Lemon Meringue Pie
Ingredients
Lemon curd
- 3 lemons
- 4 eggs
- 150 g of sugar
- 50 g of butter
- 1 tablespoon of cornflour
- 1 pinch of salt
Sable pastry
- 150 g of Blédor Pâtissière
- 75 g of butter
- 40 g of sugar
- 1 pinch of salt
- 1 egg
Meringue
- 100 g of icing sugar
- 4 egg whites
Preparation
Dough
- Dice the butter.
- Put all the ingredients at the same time for about 1 minute in the mixer or mix all to form a very homogeneous dough. Leave to rest for about thirty minutes in the fridge.
Lemon curd
- Whisk the whole eggs vigorously with the powdered sugar in a large bowl until the mixture whitens and becomes frothy.

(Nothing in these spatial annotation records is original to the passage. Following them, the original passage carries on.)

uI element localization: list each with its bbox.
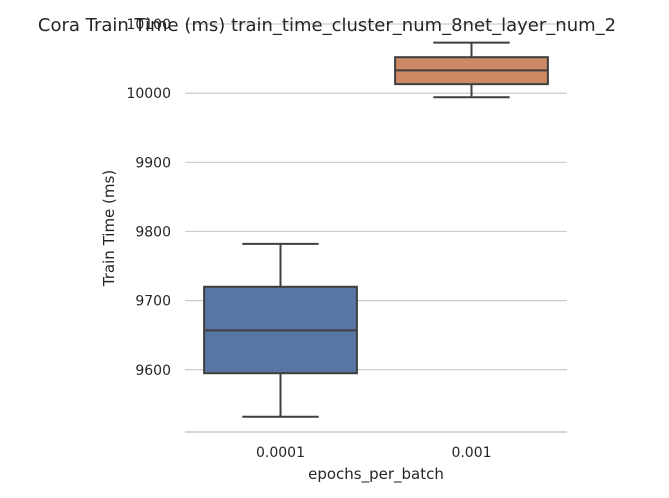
box-0.0001 [203, 242, 358, 418]
x-tick-label: 0.0001 [256, 445, 305, 461]
y-tick-label: 9700 [135, 294, 171, 310]
x-tick-labels: 0.0001 0.001 [256, 445, 492, 461]
y-axis-title: Train Time (ms) [100, 170, 118, 287]
x-tick-label: 0.001 [451, 445, 491, 461]
box-0.001 [394, 41, 549, 99]
chart-title: Cora Train Time (ms) train_time_cluster_… [38, 15, 616, 36]
y-tick-label: 9900 [135, 155, 171, 171]
x-axis-title: epochs_per_batch [308, 465, 444, 484]
y-tick-label: 9800 [135, 224, 171, 240]
y-tick-labels: 9600 9700 9800 9900 10000 10100 [126, 17, 171, 379]
y-tick-label: 10000 [126, 86, 171, 102]
boxes [203, 41, 549, 418]
y-tick-label: 10100 [126, 17, 171, 33]
y-tick-label: 9600 [135, 363, 171, 379]
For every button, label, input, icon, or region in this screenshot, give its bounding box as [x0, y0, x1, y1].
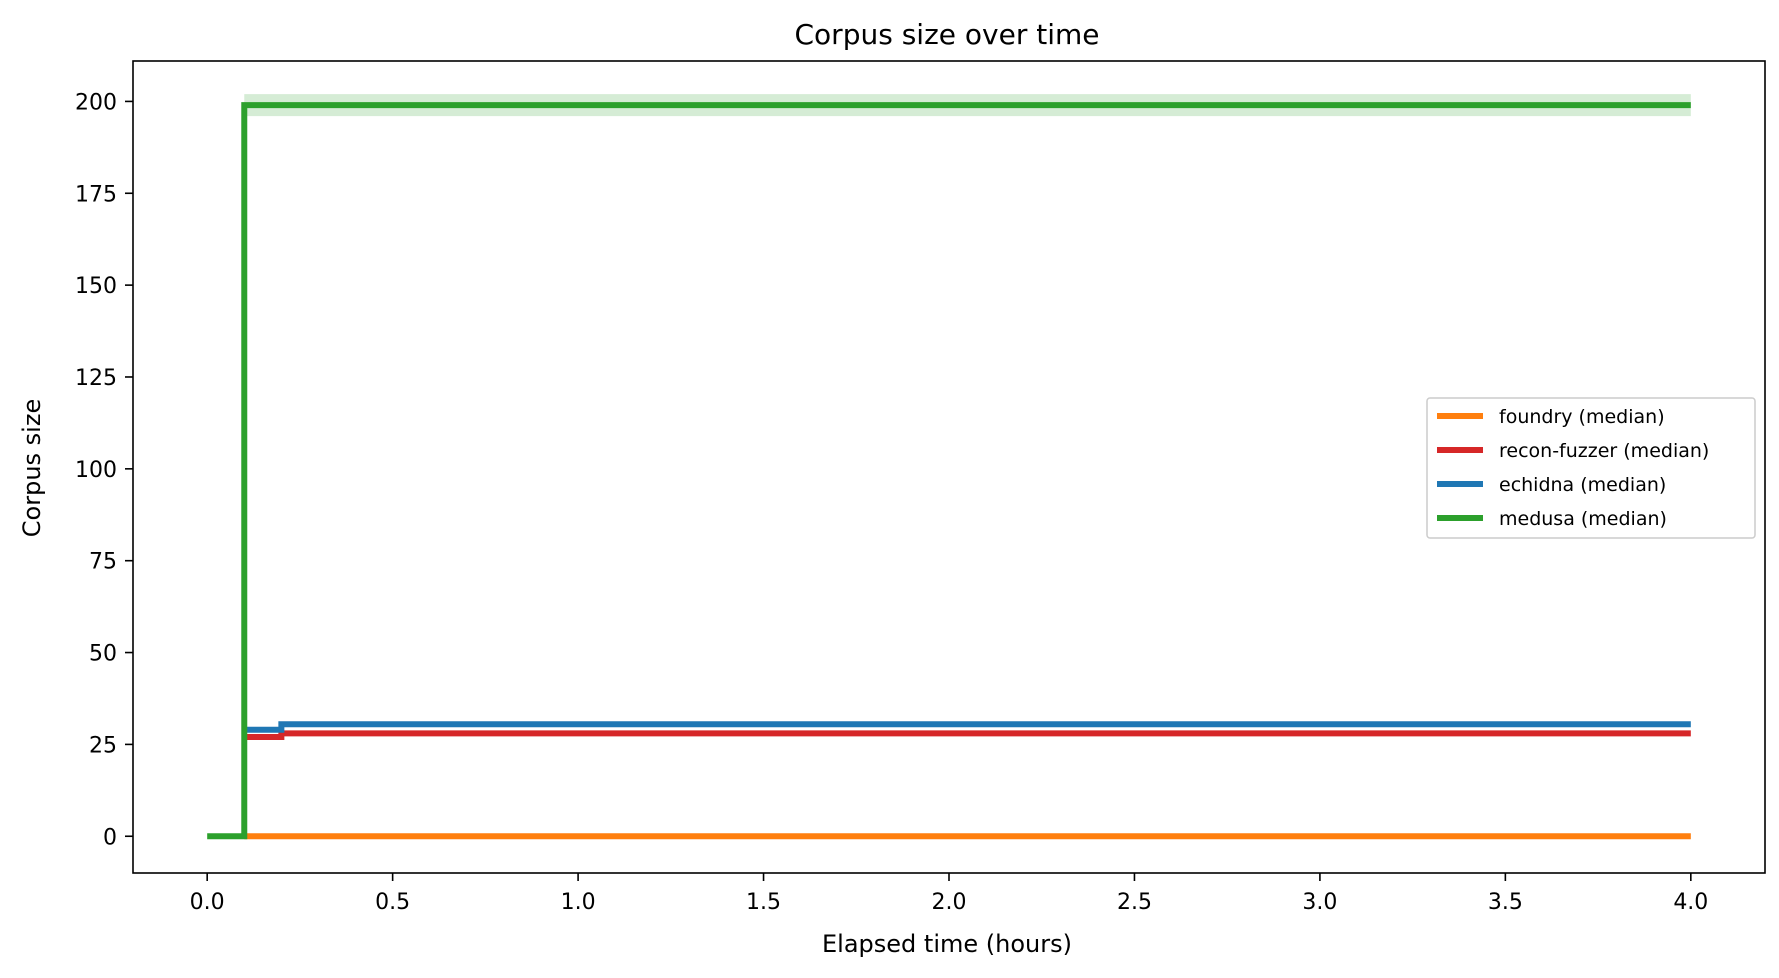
- y-tick-label: 150: [75, 274, 117, 299]
- y-tick-label: 175: [75, 182, 117, 207]
- legend-label: foundry (median): [1499, 406, 1665, 428]
- series-line-echidna: [244, 721, 1691, 733]
- y-tick-label: 125: [75, 366, 117, 391]
- y-tick-label: 100: [75, 458, 117, 483]
- legend-label: recon-fuzzer (median): [1499, 440, 1709, 462]
- chart-title: Corpus size over time: [795, 18, 1100, 51]
- x-tick-label: 0.0: [190, 890, 225, 915]
- y-tick-label: 75: [89, 550, 117, 575]
- y-tick-label: 200: [75, 90, 117, 115]
- x-tick-label: 1.0: [561, 890, 596, 915]
- x-tick-label: 1.5: [746, 890, 781, 915]
- x-tick-label: 0.5: [375, 890, 410, 915]
- legend: foundry (median) recon-fuzzer (median) ech…: [1426, 397, 1756, 539]
- x-axis-label: Elapsed time (hours): [822, 930, 1072, 958]
- x-tick-label: 2.5: [1117, 890, 1152, 915]
- y-tick-label: 25: [89, 733, 117, 758]
- legend-box: [1426, 397, 1756, 539]
- series-lines: [207, 102, 1691, 840]
- y-axis-label: Corpus size: [18, 399, 46, 537]
- y-axis: 0 25 50 75 100 125 150 175 200: [75, 90, 133, 850]
- y-tick-label: 50: [89, 642, 117, 667]
- x-tick-label: 2.0: [932, 890, 967, 915]
- x-tick-label: 3.0: [1302, 890, 1337, 915]
- series-line-recon-fuzzer: [244, 730, 1691, 741]
- legend-label: medusa (median): [1499, 508, 1667, 530]
- series-line-medusa: [207, 102, 1691, 840]
- y-tick-label: 0: [103, 825, 117, 850]
- x-tick-label: 4.0: [1673, 890, 1708, 915]
- x-axis: 0.0 0.5 1.0 1.5 2.0 2.5 3.0 3.5 4.0: [190, 873, 1708, 915]
- legend-label: echidna (median): [1499, 474, 1666, 496]
- x-tick-label: 3.5: [1488, 890, 1523, 915]
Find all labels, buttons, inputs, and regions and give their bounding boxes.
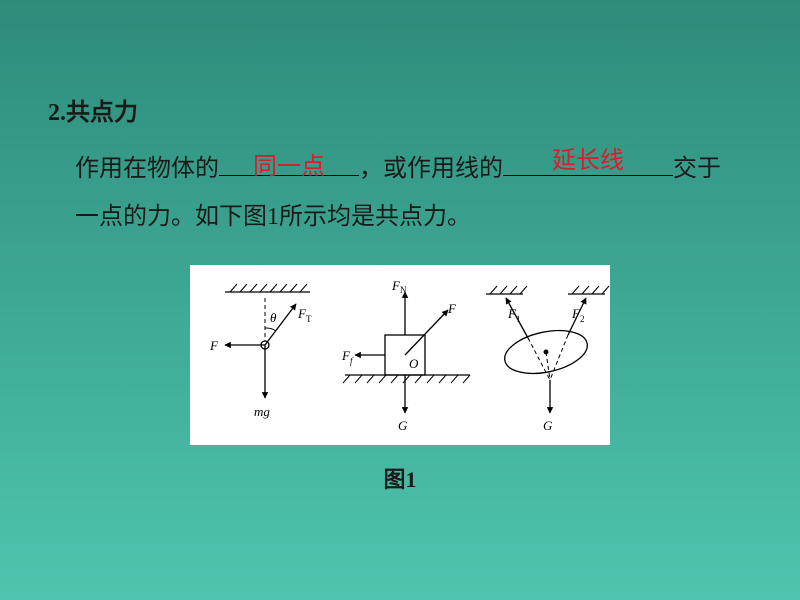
svg-text:f: f bbox=[350, 356, 354, 366]
section-heading: 2.共点力 bbox=[48, 92, 138, 127]
text-part3: 交于 bbox=[673, 156, 721, 182]
text-part4: 一点的力。如下图1所示均是共点力。 bbox=[75, 204, 471, 230]
svg-text:1: 1 bbox=[516, 314, 521, 324]
svg-text:F: F bbox=[209, 338, 219, 353]
figure-caption: 图1 bbox=[0, 462, 800, 494]
svg-text:G: G bbox=[543, 418, 553, 433]
diagram-3: F 1 F 2 G bbox=[486, 286, 609, 433]
svg-text:T: T bbox=[306, 314, 312, 324]
text-part1: 作用在物体的 bbox=[75, 156, 219, 182]
svg-text:O: O bbox=[409, 356, 419, 371]
blank-2: 延长线 bbox=[503, 147, 673, 176]
svg-text:mg: mg bbox=[254, 404, 270, 419]
blank-1: 同一点 bbox=[219, 147, 359, 176]
svg-text:2: 2 bbox=[580, 314, 585, 324]
text-part2: ，或作用线的 bbox=[359, 156, 503, 182]
figure-panel: θ F T F mg bbox=[190, 265, 610, 445]
svg-text:F: F bbox=[447, 301, 457, 316]
figure-svg: θ F T F mg bbox=[190, 265, 610, 445]
diagram-2: F N F F f O G bbox=[341, 278, 470, 433]
svg-text:N: N bbox=[400, 285, 407, 295]
svg-text:θ: θ bbox=[270, 310, 277, 325]
answer-2: 延长线 bbox=[503, 137, 673, 185]
diagram-1: θ F T F mg bbox=[209, 284, 312, 419]
svg-text:G: G bbox=[398, 418, 408, 433]
answer-1: 同一点 bbox=[219, 143, 359, 191]
body-text: 作用在物体的同一点，或作用线的延长线交于 一点的力。如下图1所示均是共点力。 bbox=[75, 145, 750, 241]
slide: 2.共点力 作用在物体的同一点，或作用线的延长线交于 一点的力。如下图1所示均是… bbox=[0, 0, 800, 600]
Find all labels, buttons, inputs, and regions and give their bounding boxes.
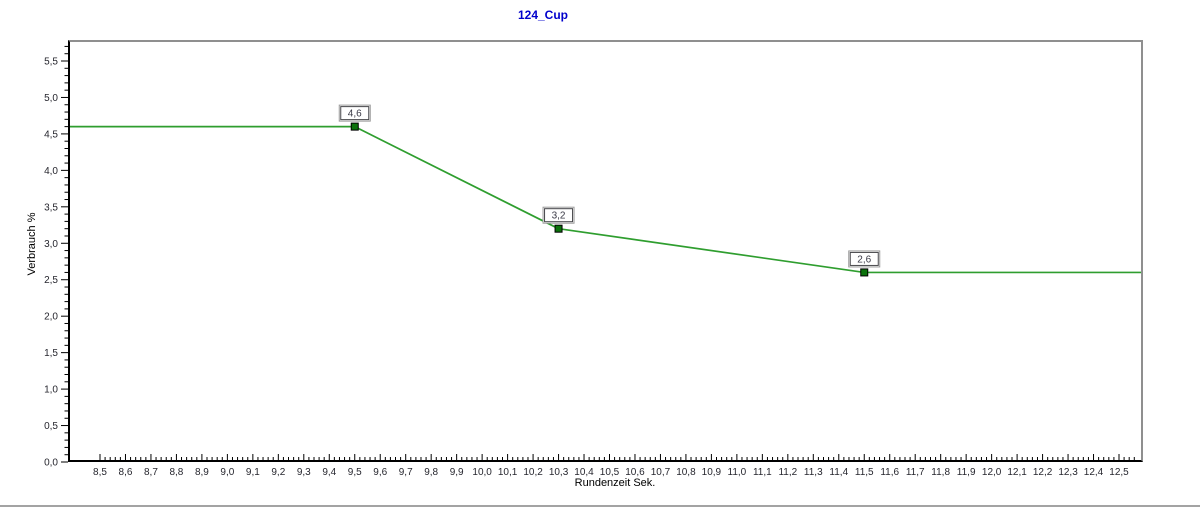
x-tick-label: 11,9 — [957, 467, 976, 478]
x-tick-label: 9,3 — [297, 467, 311, 478]
x-tick-label: 9,5 — [348, 467, 362, 478]
x-tick-label: 9,8 — [424, 467, 438, 478]
y-axis-major-ticks — [61, 60, 68, 463]
y-tick-label: 3,5 — [44, 202, 58, 213]
x-tick-label: 11,6 — [880, 467, 899, 478]
x-tick-label: 11,3 — [804, 467, 823, 478]
y-tick-label: 2,0 — [44, 312, 58, 323]
y-tick-label: 5,5 — [44, 57, 58, 68]
y-axis-tick-labels: 0,0 0,5 1,0 1,5 2,0 2,5 3,0 3,5 4,0 4,5 5,0 5,5 — [44, 57, 58, 469]
x-tick-label: 11,8 — [931, 467, 950, 478]
y-tick-label: 0,0 — [44, 458, 58, 469]
x-tick-label: 9,6 — [373, 467, 387, 478]
x-tick-label: 11,4 — [829, 467, 848, 478]
x-tick-label: 8,8 — [169, 467, 183, 478]
x-tick-label: 12,4 — [1084, 467, 1104, 478]
x-axis-title: Rundenzeit Sek. — [574, 477, 656, 489]
y-tick-label: 2,5 — [44, 275, 58, 286]
y-tick-label: 5,0 — [44, 93, 58, 104]
x-tick-label: 12,0 — [982, 467, 1002, 478]
y-tick-label: 4,5 — [44, 129, 58, 140]
x-tick-label: 11,7 — [906, 467, 925, 478]
x-tick-label: 8,6 — [119, 467, 133, 478]
chart-title: 124_Cup — [517, 8, 569, 22]
y-tick-label: 0,5 — [44, 421, 58, 432]
x-tick-label: 12,3 — [1058, 467, 1078, 478]
y-tick-label: 1,5 — [44, 348, 58, 359]
x-tick-label: 9,2 — [271, 467, 285, 478]
x-tick-label: 9,1 — [246, 467, 260, 478]
y-tick-label: 3,0 — [44, 239, 58, 250]
x-tick-label: 12,2 — [1033, 467, 1053, 478]
y-axis-title: Verbrauch % — [26, 212, 38, 276]
x-tick-label: 11,2 — [778, 467, 797, 478]
x-tick-label: 8,5 — [93, 467, 107, 478]
x-tick-label: 9,9 — [450, 467, 464, 478]
x-tick-label: 11,5 — [855, 467, 874, 478]
x-tick-label: 12,1 — [1007, 467, 1027, 478]
x-tick-label: 12,5 — [1109, 467, 1129, 478]
x-tick-label: 9,7 — [399, 467, 413, 478]
bottom-separator-line — [0, 505, 1200, 507]
x-tick-label: 9,0 — [220, 467, 234, 478]
x-tick-label: 8,9 — [195, 467, 209, 478]
x-tick-label: 9,4 — [322, 467, 336, 478]
y-tick-label: 1,0 — [44, 385, 58, 396]
plot-area — [68, 40, 1143, 462]
x-tick-label: 8,7 — [144, 467, 158, 478]
y-tick-label: 4,0 — [44, 166, 58, 177]
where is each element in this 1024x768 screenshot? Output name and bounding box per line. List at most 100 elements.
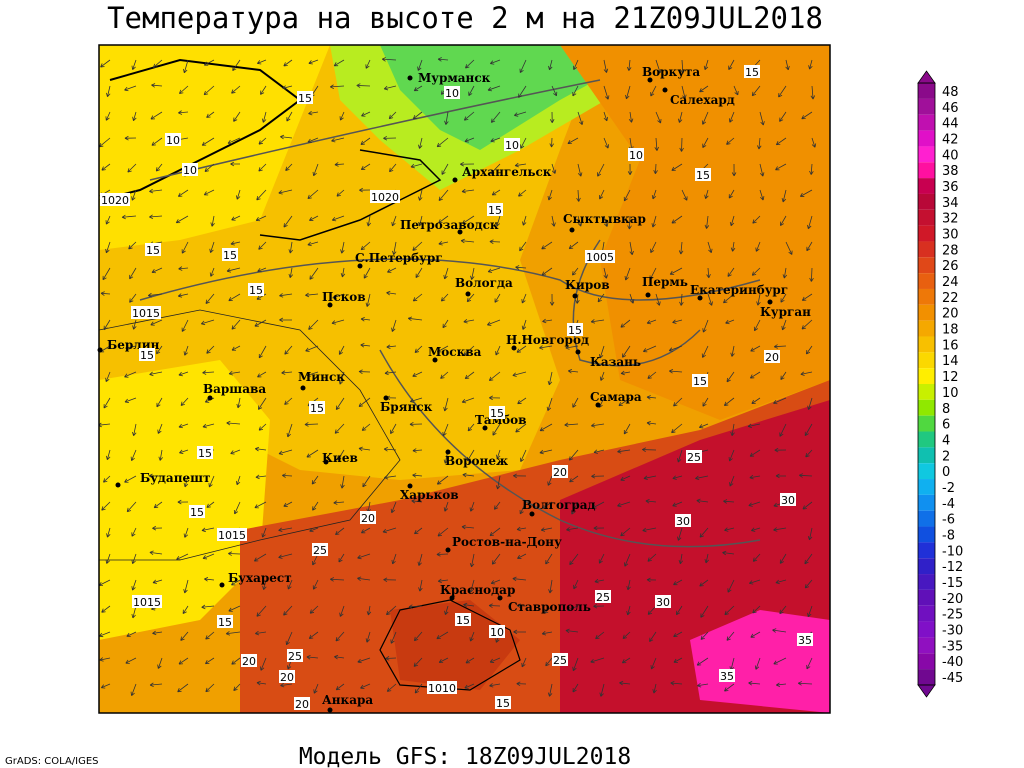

- Still mixing, add the juice and grated zest of the lemons as well as the melted butter and cornflour diluted in a tablespoon of water.
Baking
- Line a pie pan with a sheet of baking paper and the sablé pastry. With your fingers, stick the dough well to the edges and prick it with a fork. Pour the lemon curd directly onto the pie and bake for 35 to 40 minutes at 180°C until the cream is set and golden brown on top. Let cool to room temperature.
- While the pie is baking and cooling, beat the egg whites with a pinch of salt until stiff. Add the icing sugar in two batches: one tablespoon of sugar when the egg whites start to rise, then the rest at high speed to tighten them. Once the pie has cooled, top it with meringue, distributing it evenly with a spatula. Decorate the pie by dipping a whisk into the meringue and then quickly lifting it to form wedges. Quickly grill, constantly keeping an eye on it to avoid burning.